To address this issue, we study a specific graph-anonymization problem. We call a graph *k*-anonymous if for every node **v**, there exist at least *k*-1 other nodes in the graph with the same degree as **v**. And we are interested in achieving *k*-anonymous on a graph with the minimum number of graph-modification operations.
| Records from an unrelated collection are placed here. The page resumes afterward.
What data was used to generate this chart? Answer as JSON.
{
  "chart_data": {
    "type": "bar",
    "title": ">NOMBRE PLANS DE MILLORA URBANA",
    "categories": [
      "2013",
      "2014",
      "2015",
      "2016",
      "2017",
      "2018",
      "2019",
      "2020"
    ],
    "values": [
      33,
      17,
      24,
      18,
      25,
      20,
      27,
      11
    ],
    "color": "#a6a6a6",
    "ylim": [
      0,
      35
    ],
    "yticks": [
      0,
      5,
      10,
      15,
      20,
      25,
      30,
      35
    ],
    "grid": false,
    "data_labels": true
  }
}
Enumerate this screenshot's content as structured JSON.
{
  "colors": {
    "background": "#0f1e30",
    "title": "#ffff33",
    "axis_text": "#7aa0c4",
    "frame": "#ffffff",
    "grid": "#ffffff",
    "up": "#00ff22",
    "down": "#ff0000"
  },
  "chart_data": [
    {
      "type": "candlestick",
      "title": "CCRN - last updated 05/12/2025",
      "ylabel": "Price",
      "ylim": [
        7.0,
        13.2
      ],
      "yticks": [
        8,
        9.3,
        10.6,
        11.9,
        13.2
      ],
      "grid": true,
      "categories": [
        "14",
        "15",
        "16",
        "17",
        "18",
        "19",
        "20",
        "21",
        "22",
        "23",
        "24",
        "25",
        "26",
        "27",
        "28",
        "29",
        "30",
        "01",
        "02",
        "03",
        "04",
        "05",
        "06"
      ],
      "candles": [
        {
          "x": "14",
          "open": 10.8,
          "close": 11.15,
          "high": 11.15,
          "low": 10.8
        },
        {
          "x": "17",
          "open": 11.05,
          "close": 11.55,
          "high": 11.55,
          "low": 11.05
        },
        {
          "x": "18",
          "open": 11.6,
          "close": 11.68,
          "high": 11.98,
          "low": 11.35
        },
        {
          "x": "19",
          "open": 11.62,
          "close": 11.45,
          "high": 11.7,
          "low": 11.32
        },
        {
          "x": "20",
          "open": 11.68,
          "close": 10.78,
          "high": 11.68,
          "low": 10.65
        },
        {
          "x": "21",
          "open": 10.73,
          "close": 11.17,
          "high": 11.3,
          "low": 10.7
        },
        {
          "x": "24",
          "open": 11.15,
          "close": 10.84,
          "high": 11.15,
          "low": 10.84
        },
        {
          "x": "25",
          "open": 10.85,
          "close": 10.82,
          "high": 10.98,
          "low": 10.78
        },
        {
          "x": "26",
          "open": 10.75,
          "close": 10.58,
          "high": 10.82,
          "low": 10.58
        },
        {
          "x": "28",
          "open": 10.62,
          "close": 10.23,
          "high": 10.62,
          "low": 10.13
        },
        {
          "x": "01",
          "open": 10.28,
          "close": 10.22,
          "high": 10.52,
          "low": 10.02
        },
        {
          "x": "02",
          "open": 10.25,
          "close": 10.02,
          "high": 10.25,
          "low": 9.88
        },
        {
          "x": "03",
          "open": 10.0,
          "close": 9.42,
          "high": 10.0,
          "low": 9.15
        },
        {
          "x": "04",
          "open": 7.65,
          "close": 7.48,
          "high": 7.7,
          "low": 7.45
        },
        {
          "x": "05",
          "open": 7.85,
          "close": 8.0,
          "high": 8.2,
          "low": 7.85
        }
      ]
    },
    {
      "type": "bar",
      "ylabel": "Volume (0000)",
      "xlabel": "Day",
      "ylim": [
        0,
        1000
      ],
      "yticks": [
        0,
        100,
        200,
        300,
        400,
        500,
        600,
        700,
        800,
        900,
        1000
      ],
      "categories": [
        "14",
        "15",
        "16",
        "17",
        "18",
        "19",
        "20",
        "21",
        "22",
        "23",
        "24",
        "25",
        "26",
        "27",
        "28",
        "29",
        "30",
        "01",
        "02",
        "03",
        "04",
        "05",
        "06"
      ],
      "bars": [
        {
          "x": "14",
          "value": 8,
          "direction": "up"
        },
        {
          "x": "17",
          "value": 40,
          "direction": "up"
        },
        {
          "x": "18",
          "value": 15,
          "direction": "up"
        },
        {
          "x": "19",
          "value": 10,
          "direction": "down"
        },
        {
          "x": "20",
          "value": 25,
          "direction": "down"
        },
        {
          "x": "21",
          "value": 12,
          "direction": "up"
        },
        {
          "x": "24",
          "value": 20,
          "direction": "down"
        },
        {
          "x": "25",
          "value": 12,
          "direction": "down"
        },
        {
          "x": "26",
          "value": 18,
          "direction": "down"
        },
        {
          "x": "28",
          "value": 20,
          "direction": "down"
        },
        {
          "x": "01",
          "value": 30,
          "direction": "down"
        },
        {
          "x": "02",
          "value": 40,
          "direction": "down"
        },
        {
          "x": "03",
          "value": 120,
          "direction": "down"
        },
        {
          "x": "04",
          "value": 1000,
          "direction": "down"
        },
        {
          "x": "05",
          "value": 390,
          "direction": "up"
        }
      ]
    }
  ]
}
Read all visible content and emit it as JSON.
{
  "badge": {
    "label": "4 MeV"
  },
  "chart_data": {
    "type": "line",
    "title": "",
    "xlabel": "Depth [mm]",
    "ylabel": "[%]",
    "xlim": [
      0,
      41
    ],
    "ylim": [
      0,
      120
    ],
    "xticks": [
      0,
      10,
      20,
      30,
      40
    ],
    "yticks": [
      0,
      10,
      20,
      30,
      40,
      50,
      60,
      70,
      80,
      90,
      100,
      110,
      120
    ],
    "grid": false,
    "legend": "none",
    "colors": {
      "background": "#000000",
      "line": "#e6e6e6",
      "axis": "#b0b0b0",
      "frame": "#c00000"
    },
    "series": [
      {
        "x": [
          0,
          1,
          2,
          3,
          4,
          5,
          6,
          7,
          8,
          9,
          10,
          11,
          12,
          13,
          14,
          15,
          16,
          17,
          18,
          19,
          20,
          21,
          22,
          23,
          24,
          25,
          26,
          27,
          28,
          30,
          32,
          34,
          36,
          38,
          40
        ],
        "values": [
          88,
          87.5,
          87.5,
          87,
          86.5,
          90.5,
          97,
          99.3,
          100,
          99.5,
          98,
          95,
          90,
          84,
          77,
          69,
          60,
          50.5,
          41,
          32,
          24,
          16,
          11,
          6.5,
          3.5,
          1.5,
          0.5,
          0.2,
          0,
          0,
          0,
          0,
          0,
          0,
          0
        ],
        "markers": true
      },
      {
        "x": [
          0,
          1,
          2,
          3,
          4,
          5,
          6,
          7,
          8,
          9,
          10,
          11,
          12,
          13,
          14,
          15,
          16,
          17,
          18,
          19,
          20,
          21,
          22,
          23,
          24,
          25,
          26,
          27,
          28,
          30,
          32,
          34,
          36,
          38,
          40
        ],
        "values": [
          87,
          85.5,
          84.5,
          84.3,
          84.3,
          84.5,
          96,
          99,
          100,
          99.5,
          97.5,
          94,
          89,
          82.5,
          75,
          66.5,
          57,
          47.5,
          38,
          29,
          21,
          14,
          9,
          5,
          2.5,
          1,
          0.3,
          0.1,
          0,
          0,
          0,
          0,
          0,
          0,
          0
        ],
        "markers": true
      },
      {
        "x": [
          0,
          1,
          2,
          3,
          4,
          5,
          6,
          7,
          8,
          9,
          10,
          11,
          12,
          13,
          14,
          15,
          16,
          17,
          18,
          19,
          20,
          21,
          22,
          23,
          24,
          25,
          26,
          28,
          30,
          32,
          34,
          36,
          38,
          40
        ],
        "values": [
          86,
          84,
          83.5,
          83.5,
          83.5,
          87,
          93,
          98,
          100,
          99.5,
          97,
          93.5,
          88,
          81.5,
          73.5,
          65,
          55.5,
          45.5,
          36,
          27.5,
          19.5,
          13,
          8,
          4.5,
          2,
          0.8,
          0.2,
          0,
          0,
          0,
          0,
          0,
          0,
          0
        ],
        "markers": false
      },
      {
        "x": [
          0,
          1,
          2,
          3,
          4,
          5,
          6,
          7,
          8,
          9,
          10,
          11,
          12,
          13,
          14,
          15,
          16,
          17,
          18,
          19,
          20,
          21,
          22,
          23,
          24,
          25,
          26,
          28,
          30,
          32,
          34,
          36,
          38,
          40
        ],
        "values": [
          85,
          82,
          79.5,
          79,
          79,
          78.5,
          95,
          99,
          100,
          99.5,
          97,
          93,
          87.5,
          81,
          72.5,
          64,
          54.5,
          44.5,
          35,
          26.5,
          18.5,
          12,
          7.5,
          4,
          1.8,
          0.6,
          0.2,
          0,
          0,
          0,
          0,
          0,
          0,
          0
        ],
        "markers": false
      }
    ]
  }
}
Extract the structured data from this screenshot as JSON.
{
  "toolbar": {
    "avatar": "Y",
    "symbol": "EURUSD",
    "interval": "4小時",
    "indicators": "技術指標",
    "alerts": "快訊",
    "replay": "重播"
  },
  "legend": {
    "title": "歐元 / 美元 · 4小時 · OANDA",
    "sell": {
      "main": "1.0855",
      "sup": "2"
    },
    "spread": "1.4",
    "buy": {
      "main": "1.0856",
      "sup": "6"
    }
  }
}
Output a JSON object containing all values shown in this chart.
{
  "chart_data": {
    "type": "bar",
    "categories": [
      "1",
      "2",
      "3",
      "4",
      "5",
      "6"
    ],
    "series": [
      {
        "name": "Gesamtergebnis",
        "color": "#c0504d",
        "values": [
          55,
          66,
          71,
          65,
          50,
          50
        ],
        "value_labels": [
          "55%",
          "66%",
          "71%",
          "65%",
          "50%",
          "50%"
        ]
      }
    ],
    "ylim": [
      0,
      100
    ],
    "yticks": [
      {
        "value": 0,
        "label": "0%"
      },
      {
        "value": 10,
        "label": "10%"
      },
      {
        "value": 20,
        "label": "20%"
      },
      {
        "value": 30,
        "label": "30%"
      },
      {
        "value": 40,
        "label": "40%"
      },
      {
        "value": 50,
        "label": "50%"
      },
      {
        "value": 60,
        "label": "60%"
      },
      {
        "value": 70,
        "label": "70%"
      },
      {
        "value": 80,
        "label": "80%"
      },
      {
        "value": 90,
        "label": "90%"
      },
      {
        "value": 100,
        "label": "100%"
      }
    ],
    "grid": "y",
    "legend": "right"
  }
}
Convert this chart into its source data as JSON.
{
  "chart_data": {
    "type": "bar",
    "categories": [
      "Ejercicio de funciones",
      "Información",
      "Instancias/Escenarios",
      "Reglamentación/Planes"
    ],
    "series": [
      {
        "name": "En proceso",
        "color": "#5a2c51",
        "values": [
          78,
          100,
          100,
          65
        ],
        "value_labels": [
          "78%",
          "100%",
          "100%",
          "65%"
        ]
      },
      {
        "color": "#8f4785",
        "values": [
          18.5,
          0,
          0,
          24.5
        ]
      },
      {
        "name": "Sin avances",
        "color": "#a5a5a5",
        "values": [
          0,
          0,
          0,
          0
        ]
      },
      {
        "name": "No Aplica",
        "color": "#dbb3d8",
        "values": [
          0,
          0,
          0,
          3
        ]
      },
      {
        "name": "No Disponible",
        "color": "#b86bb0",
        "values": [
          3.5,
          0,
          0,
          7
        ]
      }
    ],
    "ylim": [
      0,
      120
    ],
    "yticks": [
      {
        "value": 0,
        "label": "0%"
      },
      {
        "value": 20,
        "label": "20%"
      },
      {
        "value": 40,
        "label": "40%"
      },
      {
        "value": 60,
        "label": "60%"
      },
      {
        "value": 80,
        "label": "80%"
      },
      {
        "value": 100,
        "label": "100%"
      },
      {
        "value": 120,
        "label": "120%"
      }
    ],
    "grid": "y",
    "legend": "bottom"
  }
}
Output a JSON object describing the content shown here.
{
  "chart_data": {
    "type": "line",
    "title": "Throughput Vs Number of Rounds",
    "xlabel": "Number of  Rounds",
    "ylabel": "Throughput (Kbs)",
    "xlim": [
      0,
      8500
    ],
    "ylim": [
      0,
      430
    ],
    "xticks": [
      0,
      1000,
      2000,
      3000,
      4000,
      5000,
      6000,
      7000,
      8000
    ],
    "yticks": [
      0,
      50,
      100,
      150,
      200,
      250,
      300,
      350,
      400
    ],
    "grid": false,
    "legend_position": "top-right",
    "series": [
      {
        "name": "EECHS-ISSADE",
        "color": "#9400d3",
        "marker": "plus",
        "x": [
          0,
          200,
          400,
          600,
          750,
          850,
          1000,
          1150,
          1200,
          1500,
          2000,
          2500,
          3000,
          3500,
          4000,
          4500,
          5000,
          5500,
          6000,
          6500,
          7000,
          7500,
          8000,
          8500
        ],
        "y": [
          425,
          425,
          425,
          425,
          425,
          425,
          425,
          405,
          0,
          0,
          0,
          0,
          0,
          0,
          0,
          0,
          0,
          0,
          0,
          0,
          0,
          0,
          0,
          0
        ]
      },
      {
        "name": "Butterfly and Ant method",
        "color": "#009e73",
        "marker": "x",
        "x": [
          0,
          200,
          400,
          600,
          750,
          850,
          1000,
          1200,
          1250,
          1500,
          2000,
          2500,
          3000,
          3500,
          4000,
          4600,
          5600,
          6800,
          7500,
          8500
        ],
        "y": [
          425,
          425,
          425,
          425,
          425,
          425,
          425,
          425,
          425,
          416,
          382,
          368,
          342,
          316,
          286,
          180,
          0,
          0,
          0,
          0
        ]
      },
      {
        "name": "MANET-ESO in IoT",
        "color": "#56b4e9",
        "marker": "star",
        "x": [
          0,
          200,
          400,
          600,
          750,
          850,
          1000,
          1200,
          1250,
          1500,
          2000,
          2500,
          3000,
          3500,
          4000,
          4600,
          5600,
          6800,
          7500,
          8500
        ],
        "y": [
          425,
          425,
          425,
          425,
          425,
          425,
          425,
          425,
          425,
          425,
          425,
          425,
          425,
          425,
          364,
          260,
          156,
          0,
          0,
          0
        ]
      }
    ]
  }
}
We simplify the problem. Pick *n* nodes out of the entire graph **G** and list their degrees in ascending order. We define a sequence *k*-anonymous if for every element **s**, there exist at least *k*-1 other elements in the sequence equal to **s**. To let the given sequence *k*-anonymous, you could do one operation only—decrease some of the numbers in the sequence. And we define the cost of the modification the sum of the difference of all numbers you modified. e.g. sequence 2, 2, 3, 4, 4, 5, 5, with *k*=3, can be modified to 2, 2, 2, 4, 4, 4, 4, which satisfy 3-anonymous property and the cost of the modification will be |3-2| + |5-4| + |5-4| = 3. Give a sequence with *n* numbers in ascending order and *k*, we want to know the modification with minimal cost among all modifications which adjust the sequence *k*-anonymous.

The first line of the input file contains a single integer *T* (1 ≤ *T* ≤ 20) – the number of tests in the input file. Each test starts with a line containing two numbers *n* (2 ≤ *n* ≤ 500000) – the amount of numbers in the sequence and *k* (2 ≤ *k* ≤ *n*). It is followed by a line with *n* integer numbers—the degree sequence in ascending order. And every number s in the sequence is in the range [0, 500000].